Bab 1 - Birthday Cake

797 30 1
                                    

Pov Aya :

"Maaf ya Sayang, aku ga bisa jemput kamu. Aku ada urusan sama anak-anak organisasi. Kamu bisakan pulang sendiri?" ucap Irsyad padaku begitu ia mengangkat telfonku.

"Yahh... kok gitu sih, padahal kamu udah janji mau jemput aku pulang. Terus aku gimana dong mana udah mendung gelap gini..." aku mencoba merayunya untuk mengutamakanku daripada organisasinya.

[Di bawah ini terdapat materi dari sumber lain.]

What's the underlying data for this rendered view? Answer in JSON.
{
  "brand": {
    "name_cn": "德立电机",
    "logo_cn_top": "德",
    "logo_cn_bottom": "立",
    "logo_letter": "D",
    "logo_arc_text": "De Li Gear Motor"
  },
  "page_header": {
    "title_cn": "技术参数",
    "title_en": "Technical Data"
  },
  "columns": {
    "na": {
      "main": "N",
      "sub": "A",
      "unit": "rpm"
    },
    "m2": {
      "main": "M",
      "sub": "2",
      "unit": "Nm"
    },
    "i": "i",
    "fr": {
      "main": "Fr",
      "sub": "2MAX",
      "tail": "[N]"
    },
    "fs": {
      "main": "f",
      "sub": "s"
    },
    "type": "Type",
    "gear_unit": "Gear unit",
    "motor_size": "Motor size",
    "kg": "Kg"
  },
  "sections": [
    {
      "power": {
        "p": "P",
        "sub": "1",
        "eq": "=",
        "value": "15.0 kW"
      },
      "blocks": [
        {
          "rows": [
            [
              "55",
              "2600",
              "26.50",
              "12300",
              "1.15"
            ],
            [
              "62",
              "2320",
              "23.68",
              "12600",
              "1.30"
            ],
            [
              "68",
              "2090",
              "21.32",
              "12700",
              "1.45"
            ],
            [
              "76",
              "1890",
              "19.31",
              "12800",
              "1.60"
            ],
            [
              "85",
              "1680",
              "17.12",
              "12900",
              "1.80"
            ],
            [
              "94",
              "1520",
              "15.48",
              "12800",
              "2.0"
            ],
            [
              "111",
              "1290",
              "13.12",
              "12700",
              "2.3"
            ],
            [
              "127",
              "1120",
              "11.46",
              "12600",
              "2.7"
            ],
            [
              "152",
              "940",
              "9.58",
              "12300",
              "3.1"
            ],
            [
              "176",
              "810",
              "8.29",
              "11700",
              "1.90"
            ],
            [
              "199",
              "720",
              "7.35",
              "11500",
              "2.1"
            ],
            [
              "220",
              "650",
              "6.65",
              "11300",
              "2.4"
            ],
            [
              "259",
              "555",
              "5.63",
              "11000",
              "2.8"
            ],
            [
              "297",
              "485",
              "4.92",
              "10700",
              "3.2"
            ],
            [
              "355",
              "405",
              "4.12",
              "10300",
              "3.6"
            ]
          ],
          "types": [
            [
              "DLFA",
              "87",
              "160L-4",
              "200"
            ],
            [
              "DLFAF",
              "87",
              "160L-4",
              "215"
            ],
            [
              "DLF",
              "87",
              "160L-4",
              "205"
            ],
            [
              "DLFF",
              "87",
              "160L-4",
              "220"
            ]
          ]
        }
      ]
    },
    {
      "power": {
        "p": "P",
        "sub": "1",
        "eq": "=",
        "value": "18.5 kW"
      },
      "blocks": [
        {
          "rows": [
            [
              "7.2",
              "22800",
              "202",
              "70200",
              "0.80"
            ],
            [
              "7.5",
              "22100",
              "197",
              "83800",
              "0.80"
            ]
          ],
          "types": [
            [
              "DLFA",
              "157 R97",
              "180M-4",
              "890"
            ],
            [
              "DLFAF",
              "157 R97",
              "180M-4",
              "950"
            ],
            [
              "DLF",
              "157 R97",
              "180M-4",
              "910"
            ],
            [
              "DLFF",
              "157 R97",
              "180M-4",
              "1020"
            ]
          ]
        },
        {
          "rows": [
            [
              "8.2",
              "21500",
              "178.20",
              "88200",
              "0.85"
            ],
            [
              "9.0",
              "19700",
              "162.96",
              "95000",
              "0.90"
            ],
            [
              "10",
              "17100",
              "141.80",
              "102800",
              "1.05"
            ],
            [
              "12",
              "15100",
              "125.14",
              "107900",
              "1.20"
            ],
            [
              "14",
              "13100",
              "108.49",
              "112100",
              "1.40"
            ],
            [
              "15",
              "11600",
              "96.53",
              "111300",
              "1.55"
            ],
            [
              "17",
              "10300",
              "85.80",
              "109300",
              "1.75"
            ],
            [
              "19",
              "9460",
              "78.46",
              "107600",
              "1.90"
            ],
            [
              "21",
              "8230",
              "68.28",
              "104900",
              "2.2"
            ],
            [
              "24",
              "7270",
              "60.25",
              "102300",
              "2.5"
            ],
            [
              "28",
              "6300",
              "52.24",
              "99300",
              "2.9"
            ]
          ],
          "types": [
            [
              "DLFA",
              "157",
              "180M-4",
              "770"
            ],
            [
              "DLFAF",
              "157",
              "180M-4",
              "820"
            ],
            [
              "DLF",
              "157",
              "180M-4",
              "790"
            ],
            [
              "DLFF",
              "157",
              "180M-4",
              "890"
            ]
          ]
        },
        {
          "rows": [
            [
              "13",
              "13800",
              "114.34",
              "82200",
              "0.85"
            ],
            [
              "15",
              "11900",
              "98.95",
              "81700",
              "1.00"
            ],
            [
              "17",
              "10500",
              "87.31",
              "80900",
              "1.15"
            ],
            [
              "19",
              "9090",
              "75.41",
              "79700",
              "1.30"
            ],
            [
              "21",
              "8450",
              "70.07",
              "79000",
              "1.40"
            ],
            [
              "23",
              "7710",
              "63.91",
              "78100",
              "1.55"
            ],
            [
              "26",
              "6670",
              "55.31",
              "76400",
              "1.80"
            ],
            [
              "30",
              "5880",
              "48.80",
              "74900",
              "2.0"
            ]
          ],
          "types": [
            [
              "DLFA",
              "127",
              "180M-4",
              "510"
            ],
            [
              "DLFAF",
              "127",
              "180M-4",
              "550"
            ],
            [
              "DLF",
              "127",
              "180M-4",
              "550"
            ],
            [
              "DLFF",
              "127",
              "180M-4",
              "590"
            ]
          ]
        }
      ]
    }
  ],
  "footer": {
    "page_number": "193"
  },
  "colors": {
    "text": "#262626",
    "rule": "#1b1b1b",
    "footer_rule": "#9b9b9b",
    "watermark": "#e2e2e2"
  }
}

Irsyad memang anak organisasi yang cukup aktif. Bahkan bisa di bilang cukup tersohor setelah ia menang pemilihan sebagai ketua senat. Aku tau semua orang memerlukannya, Irsyad juga berkali-kali bilang jika ia tidak bisa selalu menjadikanku prioritas setelah ia menjabat nanti. Dulu aku setuju, tapi aku tak menyangka akan sediabaikan ini.

"Ya mau gimana lagi Aya, aku kan udah bilang sama kamu ga bisa terus-terusan prioritasin kamu. Ada organisasi juga yang harus aku urus. Maaf ya..." ucap Irsyad lagi tanpa ada usaha untuk menjemputku. Bahkan berbasa-basi akan memesankan taxi saja tidak.

"Tapi besok kamu ada waktu kan buat aku?" tanyaku yang akhirnya mengalah dan tak mau memaksanya lagi.

"Insyaallah, tapi aku ga janji ya. Aku besok masih ada beberapa acara juga," jawabnya lagi lalu buru-buru mematikan telfonnya ketika ada orang yang tiba-tiba memanggil namanya.

Aku hanya bisa diam menghela nafas dan mulai memesan taxi online untuk pulang. Aku sedikit kasihan pada Irsyad kekasihku yang jadi super sibuk dan tak memiliki waktu untuk dirinya sendiri. Aku sedikit mengkhawatirkan kesehatannya, terlebih belakangan ini ia begitu sibuk mempersiapkan seminar-seminar dan diskusi hingga malam hari. Kami juga jadi jarang ketemu, bahkan untuk sekedar makan siang berdua saja tidak bisa.

"Adek Aya! Woi! Adek Aya!" suara Om Beni yang langsung menghampiriku di depan emperan ruko bahan roti. "Adek ngapain disini?" tanya teman ayahku ini dengan hangat seperti biasanya.

"Lagi mau pesen taxi Om," jawabku sambil tersenyum sungkan.

"Mau di anter gak? Udah mendung gini, sekalian yuk!" ajak Om Beni yang langsung membantuku membawa semua belanjaanku kedalam mobilnya.

"Makasih Om, maaf ngerepotin..." ucapku sungkan lalu duduk di depan, di samping Om Beni yang siap menyetir pulang.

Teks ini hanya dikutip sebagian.